# ◈ SYMMETRY ◈

Background

All our lives, we have been exposed to symmetry. In general, we use the term “symmetrical” to describe an object that is the same on one side as the other. A snowflake is symmetrical by this definition; it can be cut in half with both sides being the same. However, this is only the tip of the iceberg when it comes to symmetry in a chemical context; symmetry encompasses a lot more than just two sides matching up. Rotational axes and mirror planes of all kinds are combined to determine a molecule’s“point group” (we know, lots of chemistry jargon right there, we will explain, we promise). These designations help scientists to understand the shape of different molecules, and can give insight as to how those chemicals work.

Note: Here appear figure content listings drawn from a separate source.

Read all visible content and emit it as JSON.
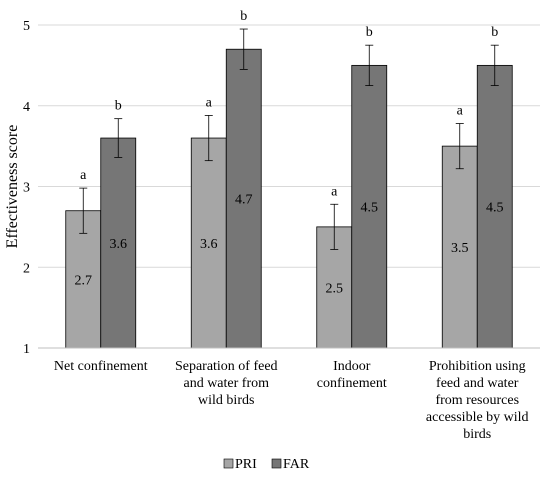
{
  "chart_data": {
    "type": "bar",
    "ylabel": "Effectiveness score",
    "xlabel": "",
    "ylim": [
      1,
      5
    ],
    "yticks": [
      "1",
      "2",
      "3",
      "4",
      "5"
    ],
    "grid": true,
    "legend_position": "bottom-center",
    "categories": [
      [
        "Net confinement"
      ],
      [
        "Separation of feed",
        "and water from",
        "wild birds"
      ],
      [
        "Indoor",
        "confinement"
      ],
      [
        "Prohibition using",
        "feed and water",
        "from resources",
        "accessible by wild",
        "birds"
      ]
    ],
    "series": [
      {
        "name": "PRI",
        "color": "#a6a6a6",
        "values": [
          2.7,
          3.6,
          2.5,
          3.5
        ],
        "value_labels": [
          "2.7",
          "3.6",
          "2.5",
          "3.5"
        ],
        "error": [
          0.28,
          0.28,
          0.28,
          0.28
        ],
        "significance": [
          "a",
          "a",
          "a",
          "a"
        ]
      },
      {
        "name": "FAR",
        "color": "#767676",
        "values": [
          3.6,
          4.7,
          4.5,
          4.5
        ],
        "value_labels": [
          "3.6",
          "4.7",
          "4.5",
          "4.5"
        ],
        "error": [
          0.24,
          0.25,
          0.25,
          0.25
        ],
        "significance": [
          "b",
          "b",
          "b",
          "b"
        ]
      }
    ]
  }
}
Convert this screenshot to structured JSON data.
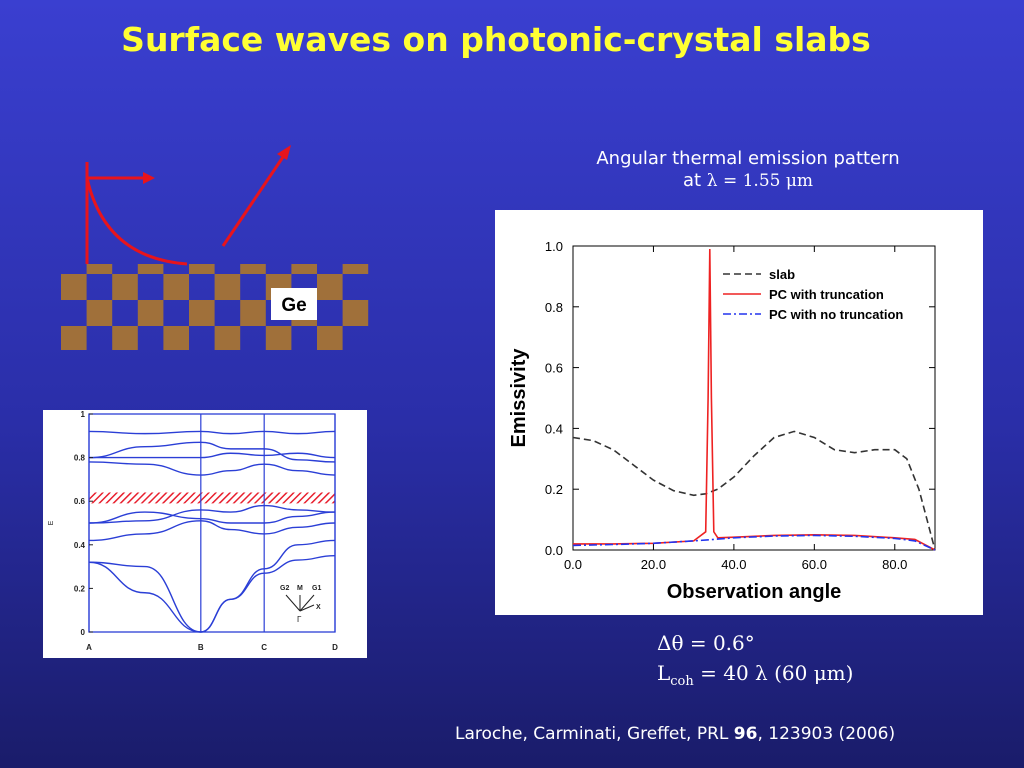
{
  "slide": {
    "title": "Surface waves on photonic-crystal slabs",
    "subtitle_line1": "Angular thermal emission pattern",
    "subtitle_at": "at",
    "subtitle_lambda": "λ = 1.55 μm",
    "material_label": "Ge",
    "eq1": "Δθ = 0.6°",
    "eq2_prefix": "L",
    "eq2_sub": "coh",
    "eq2_suffix": " = 40 λ  (60 μm)",
    "ref_prefix": "Laroche, Carminati, Greffet, PRL ",
    "ref_volume": "96",
    "ref_suffix": ", 123903 (2006)",
    "colors": {
      "title": "#ffff33",
      "crystal_block": "#a0703a",
      "arrow": "#e8141c",
      "band": "#2b3fd6",
      "gap_hatch": "#e8202e"
    }
  },
  "chart_data": [
    {
      "type": "line",
      "xlabel": "Observation angle",
      "ylabel": "Emissivity",
      "xlim": [
        0,
        90
      ],
      "ylim": [
        0,
        1
      ],
      "xticks": [
        "0.0",
        "20.0",
        "40.0",
        "60.0",
        "80.0"
      ],
      "yticks": [
        "0.0",
        "0.2",
        "0.4",
        "0.6",
        "0.8",
        "1.0"
      ],
      "legend_position": "top-right",
      "series": [
        {
          "name": "slab",
          "style": "dashed",
          "color": "#333333",
          "x": [
            0,
            5,
            10,
            15,
            20,
            25,
            30,
            33,
            36,
            40,
            45,
            50,
            55,
            60,
            65,
            70,
            75,
            80,
            83,
            86,
            88,
            90
          ],
          "y": [
            0.37,
            0.36,
            0.33,
            0.28,
            0.23,
            0.195,
            0.18,
            0.185,
            0.2,
            0.24,
            0.31,
            0.37,
            0.39,
            0.37,
            0.33,
            0.32,
            0.33,
            0.33,
            0.3,
            0.2,
            0.1,
            0.0
          ]
        },
        {
          "name": "PC with truncation",
          "style": "solid",
          "color": "#ee2222",
          "x": [
            0,
            10,
            20,
            30,
            33,
            33.6,
            34,
            34.4,
            35,
            36,
            40,
            50,
            60,
            70,
            80,
            85,
            90
          ],
          "y": [
            0.02,
            0.02,
            0.022,
            0.03,
            0.06,
            0.5,
            0.99,
            0.5,
            0.06,
            0.04,
            0.042,
            0.048,
            0.05,
            0.048,
            0.04,
            0.035,
            0.0
          ]
        },
        {
          "name": "PC with no truncation",
          "style": "dashdot",
          "color": "#2233ee",
          "x": [
            0,
            10,
            20,
            30,
            36,
            40,
            50,
            60,
            70,
            80,
            85,
            90
          ],
          "y": [
            0.015,
            0.018,
            0.022,
            0.03,
            0.036,
            0.04,
            0.046,
            0.048,
            0.045,
            0.038,
            0.03,
            0.0
          ]
        }
      ]
    },
    {
      "type": "line",
      "ylabel": "E",
      "ylim": [
        0,
        1
      ],
      "yticks": [
        "0",
        "0.2",
        "0.4",
        "0.6",
        "0.8",
        "1"
      ],
      "kpoints": [
        "A",
        "B",
        "C",
        "D"
      ],
      "kpos": [
        0,
        1.5,
        2.35,
        3.3
      ],
      "gap": [
        0.59,
        0.64
      ],
      "inset_labels": [
        "G2",
        "M",
        "G1",
        "X",
        "Γ"
      ],
      "bands": [
        {
          "x": [
            0,
            0.75,
            1.5,
            1.9,
            2.35,
            2.8,
            3.3
          ],
          "y": [
            0.32,
            0.18,
            0.0,
            0.15,
            0.27,
            0.33,
            0.35
          ]
        },
        {
          "x": [
            0,
            0.75,
            1.5,
            1.9,
            2.35,
            2.8,
            3.3
          ],
          "y": [
            0.32,
            0.3,
            0.0,
            0.15,
            0.29,
            0.4,
            0.42
          ]
        },
        {
          "x": [
            0,
            0.75,
            1.5,
            1.9,
            2.35,
            2.8,
            3.3
          ],
          "y": [
            0.42,
            0.45,
            0.51,
            0.47,
            0.45,
            0.48,
            0.5
          ]
        },
        {
          "x": [
            0,
            0.75,
            1.5,
            1.9,
            2.35,
            2.8,
            3.3
          ],
          "y": [
            0.5,
            0.55,
            0.52,
            0.5,
            0.5,
            0.53,
            0.55
          ]
        },
        {
          "x": [
            0,
            0.75,
            1.5,
            1.9,
            2.35,
            2.8,
            3.3
          ],
          "y": [
            0.5,
            0.51,
            0.56,
            0.55,
            0.58,
            0.56,
            0.55
          ]
        },
        {
          "x": [
            0,
            0.75,
            1.5,
            1.9,
            2.35,
            2.8,
            3.3
          ],
          "y": [
            0.78,
            0.77,
            0.72,
            0.74,
            0.77,
            0.74,
            0.72
          ]
        },
        {
          "x": [
            0,
            0.75,
            1.5,
            1.9,
            2.35,
            2.8,
            3.3
          ],
          "y": [
            0.8,
            0.85,
            0.87,
            0.84,
            0.84,
            0.79,
            0.78
          ]
        },
        {
          "x": [
            0,
            0.75,
            1.5,
            1.9,
            2.35,
            2.8,
            3.3
          ],
          "y": [
            0.8,
            0.8,
            0.8,
            0.82,
            0.81,
            0.82,
            0.8
          ]
        },
        {
          "x": [
            0,
            0.75,
            1.5,
            1.9,
            2.35,
            2.8,
            3.3
          ],
          "y": [
            0.92,
            0.91,
            0.92,
            0.91,
            0.92,
            0.91,
            0.92
          ]
        }
      ]
    }
  ]
}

So, let’s look at what a chemist would say are the symmetrical properties of a snowflake:

In order to get a better idea about how symmetry works in chemistry, we have to start with the basics. Think of a triangle. Better yet, go get a piece of paper and cut one out (make sure all the sides are the same length; 60° angles now!). When you look at it, all the points are the same. Think about ways you can turn it and flip it so that if you were to show it to a friend, manipulate it, and show it to a friend again, they wouldn’t know what happened. In order to more easily follow all the operations, put a toothpick through the center of your triangle. A planar (flat) triangle has D3h symmetry, which is comprised of the following parts: Figure 2. Triangle rotating on a C3 axis.

Every ⅓ rotation along the toothpick yields the triangle’s original conformation. This is called a C3 axis (3 for the number of rotations you can do to yield the same, indiscernible shape). For the purposes of this demonstration, we included colored dots to make the rotations more easily discernible–they otherwise ruin the perfect symmetry! Figure 3. Triangle rotating on a C2 axis.

It also has three unique C2 axes extending from each point to the opposite base. You can think about this by placing the toothpick on top of the triangle so it divides it in half. If you flip it over, the triangle is the same! Each C2 axis runs perpendicular to the main C3 axis, classifying this shape as having D symmetry.

In addition to a C2 axis, this toothpick represents a σv, or vertical plane of symmetry (think mirror). You can also represent this by folding your triangle in half. There are three of these planes.

In addition, there is one final plane of symmetry. Can you think of it? There is a plane of symmetry that divides your sheet of paper in half. Yup. Even though the paper is very very very thin, there is still one plane of symmetry that runs flat through the sheet of paper! This is called a σh, or horizontal plane of symmetry. This gives us our “h” in D3h.

In total, there are six different ways you can orient the same triangle to get six distinct, but identical shapes.

So what about Mr. Wilson Bentley’s snowflake? Lets take what we’ve learned and apply it. Figure 4. Snowflake showing all sorts of symmetry operations.

To explore more symmetry, check out the Otterbein Symmetry Gallery.

Also, to try and walk through your own shape, check out this really confusing symmetry chart.

Object D4h: Why it’s cool

So now let’s apply what we’ve learned to our sculpture. Can you see that there is a rotation axis running through from top to bottom? By rotating a ¼ turn (90º) along this axis, we observe that the same conformation is retained. This is a C4 axis because you can turn the shape four times around this axis and end up with the same orientation.  Figure 5. Condensed view of Object D4h with C4 axis down in two perspectives

Now let’s shift our attention to the central region. If we draw an axis through the center of the orb and 3 more at 45° intervals, we find four C2 axis. Turn the shape 180° around these axis, do you see that you get the same orientation? Figure 6. A single C2 axis running through the center of Object D4h.

Finally, imagine if you were to slice the object in half through the center orb, forming a horizontal reflection plane. You get a mirror image on each side! Combining all these symmetry elements: you get a classification of D4h. Sound familiar?